Barcelona Targets Free Agents Senesi and Bernardo Silva
Barcelona’s rebuild is being drawn on a tight financial canvas, so the club has turned again to the one market where creativity costs nothing: free agents.
According to El Chiringuito TV, two familiar Premier League names sit high on the Catalan shortlist – Bournemouth centre-back Marcos Senesi and Manchester City playmaker Bernardo Silva. Both fit the same brief: high-level experience, zero transfer fee.
Senesi: the left-footed solution?
Of the two, Senesi’s case is moving quickest.
The Argentine defender will leave Bournemouth when his contract runs out this summer, closing a four-year chapter in England. The club tried to keep him, putting a renewal on the table after an impressive campaign, but Senesi has decided his next step lies elsewhere.
That decision has triggered interest across Europe. Free to negotiate since January, the centre-back has listened to proposals, and Barcelona’s approach is anything but casual.
The sporting department has been hunting a naturally left-footed central defender for some time. Their pursuit of Alessandro Bastoni ran into difficulty, and Senesi has emerged as a realistic alternative – not as a compromise, but as a profile that ticks tactical and economic boxes at once. No fee, prime age, left-footed, and proven in a top league.
The race, though, is open. Tottenham Hotspur are also in talks with the player after a season in which they narrowly escaped relegation. Spurs can offer the Premier League spotlight and a central role in their rebuild.
Barcelona, however, can offer something different: the pull of Camp Nou, the chance to anchor a defence for one of Europe’s giants. That kind of badge still bends negotiations, especially for a player leaving on a free.
Bernardo Silva: a familiar name, a different context
Then there is Bernardo Silva – a recurring character in almost every recent Barcelona transfer window.
The Portuguese international has been offered to the club again, keeping alive a link that has hovered over several summers without ever landing. His technical profile, positional versatility and game intelligence have long seduced decision-makers in Barcelona.
This time, though, the context inside the club is not the same.
Unlike at the back, the midfield is not seen as an emergency zone. Barcelona believe they already have significant depth in those positions. Any move for Bernardo would not be about plugging a hole; it would be a luxury addition, one that only becomes possible if other, more urgent needs are settled first.

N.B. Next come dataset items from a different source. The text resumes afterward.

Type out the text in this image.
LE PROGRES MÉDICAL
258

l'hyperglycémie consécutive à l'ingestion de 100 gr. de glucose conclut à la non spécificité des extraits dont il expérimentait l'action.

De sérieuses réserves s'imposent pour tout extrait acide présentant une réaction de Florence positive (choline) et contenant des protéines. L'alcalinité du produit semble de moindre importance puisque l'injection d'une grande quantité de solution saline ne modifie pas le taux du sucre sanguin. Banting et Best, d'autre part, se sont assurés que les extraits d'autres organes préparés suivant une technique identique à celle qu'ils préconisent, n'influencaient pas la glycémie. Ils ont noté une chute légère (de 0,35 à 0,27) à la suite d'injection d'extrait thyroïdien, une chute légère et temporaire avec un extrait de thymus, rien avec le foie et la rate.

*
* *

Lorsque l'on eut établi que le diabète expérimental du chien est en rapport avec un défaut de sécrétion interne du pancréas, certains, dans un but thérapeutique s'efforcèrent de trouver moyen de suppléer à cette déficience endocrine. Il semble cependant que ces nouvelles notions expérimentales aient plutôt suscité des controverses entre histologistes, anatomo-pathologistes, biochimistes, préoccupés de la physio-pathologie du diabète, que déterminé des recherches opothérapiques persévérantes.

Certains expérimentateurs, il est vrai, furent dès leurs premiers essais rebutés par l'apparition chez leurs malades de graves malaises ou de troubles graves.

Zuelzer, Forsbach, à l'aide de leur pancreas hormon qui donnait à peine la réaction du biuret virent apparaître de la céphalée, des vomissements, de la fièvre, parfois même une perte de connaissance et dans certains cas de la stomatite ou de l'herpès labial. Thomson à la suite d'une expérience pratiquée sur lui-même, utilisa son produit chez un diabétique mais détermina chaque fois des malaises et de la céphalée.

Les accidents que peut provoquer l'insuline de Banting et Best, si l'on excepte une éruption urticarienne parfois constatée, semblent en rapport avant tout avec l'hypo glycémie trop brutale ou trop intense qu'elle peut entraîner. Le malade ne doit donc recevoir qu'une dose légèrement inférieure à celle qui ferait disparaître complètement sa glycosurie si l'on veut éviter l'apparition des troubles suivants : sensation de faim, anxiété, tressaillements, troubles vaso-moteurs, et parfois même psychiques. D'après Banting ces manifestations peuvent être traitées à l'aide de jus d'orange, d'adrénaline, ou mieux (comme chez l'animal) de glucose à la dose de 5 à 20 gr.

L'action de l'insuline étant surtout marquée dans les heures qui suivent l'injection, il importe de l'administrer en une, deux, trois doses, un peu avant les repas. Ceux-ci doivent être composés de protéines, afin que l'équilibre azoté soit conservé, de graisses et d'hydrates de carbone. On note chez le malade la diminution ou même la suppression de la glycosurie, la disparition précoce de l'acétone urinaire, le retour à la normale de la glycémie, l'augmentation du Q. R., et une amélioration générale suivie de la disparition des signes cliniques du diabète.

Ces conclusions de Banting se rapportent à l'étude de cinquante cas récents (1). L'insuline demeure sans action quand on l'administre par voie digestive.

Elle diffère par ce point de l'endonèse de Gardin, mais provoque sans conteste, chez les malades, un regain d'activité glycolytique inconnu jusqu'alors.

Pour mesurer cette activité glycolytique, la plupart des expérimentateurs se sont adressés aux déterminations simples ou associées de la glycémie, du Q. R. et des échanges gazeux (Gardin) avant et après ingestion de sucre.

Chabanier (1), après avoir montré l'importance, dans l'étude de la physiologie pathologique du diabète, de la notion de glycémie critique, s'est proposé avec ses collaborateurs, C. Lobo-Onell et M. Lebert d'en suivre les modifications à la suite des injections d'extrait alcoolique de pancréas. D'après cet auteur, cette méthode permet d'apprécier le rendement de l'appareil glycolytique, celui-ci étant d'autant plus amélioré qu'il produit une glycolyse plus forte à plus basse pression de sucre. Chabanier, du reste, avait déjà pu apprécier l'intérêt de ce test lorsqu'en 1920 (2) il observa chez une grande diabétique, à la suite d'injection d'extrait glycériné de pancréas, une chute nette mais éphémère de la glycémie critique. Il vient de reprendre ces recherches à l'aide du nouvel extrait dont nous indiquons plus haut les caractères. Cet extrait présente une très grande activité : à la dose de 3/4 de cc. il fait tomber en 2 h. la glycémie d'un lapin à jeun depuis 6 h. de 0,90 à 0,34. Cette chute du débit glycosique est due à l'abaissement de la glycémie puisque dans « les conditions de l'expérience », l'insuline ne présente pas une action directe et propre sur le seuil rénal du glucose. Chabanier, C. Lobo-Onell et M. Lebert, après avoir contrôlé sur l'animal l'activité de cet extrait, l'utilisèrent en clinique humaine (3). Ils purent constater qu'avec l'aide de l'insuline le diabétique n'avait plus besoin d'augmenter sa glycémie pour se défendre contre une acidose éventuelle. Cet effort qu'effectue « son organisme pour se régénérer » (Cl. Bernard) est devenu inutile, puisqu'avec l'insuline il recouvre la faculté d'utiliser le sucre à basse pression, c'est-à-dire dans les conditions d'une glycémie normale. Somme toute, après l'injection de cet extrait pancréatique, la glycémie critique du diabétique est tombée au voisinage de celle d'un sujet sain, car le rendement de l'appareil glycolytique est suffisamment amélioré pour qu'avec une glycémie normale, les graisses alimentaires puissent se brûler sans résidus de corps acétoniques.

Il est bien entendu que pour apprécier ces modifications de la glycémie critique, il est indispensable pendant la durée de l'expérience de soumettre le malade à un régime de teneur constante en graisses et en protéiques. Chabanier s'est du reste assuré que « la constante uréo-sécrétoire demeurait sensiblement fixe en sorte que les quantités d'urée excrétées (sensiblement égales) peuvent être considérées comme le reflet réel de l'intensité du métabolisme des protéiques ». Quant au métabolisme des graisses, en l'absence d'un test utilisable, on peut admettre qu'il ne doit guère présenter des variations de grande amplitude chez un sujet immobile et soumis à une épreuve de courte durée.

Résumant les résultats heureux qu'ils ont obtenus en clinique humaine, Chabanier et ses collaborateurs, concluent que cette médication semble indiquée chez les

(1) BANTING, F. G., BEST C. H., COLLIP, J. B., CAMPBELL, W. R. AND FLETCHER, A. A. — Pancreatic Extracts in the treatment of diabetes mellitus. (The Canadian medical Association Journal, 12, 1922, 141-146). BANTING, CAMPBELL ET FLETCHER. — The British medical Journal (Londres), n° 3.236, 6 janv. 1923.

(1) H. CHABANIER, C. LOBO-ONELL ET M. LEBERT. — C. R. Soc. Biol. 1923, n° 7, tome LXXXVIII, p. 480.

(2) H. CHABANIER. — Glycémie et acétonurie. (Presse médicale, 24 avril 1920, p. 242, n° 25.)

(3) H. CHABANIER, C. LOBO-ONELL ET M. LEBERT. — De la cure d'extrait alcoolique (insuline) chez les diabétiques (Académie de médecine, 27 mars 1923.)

That hierarchy matters. Defensive reinforcement, especially on the left side of central defence, sits higher on the agenda than adding another creative midfielder. So while Bernardo’s name is back on the table, the club’s stance is clear: only if the rest of the puzzle falls into place will they revisit the idea with real intent later in the summer.
For now, Senesi looks like the live file, Bernardo the long-running subplot. How far Barcelona can stretch their restricted budget through the free-agent market may define not just their summer, but the competitive ceiling of the next phase of this team.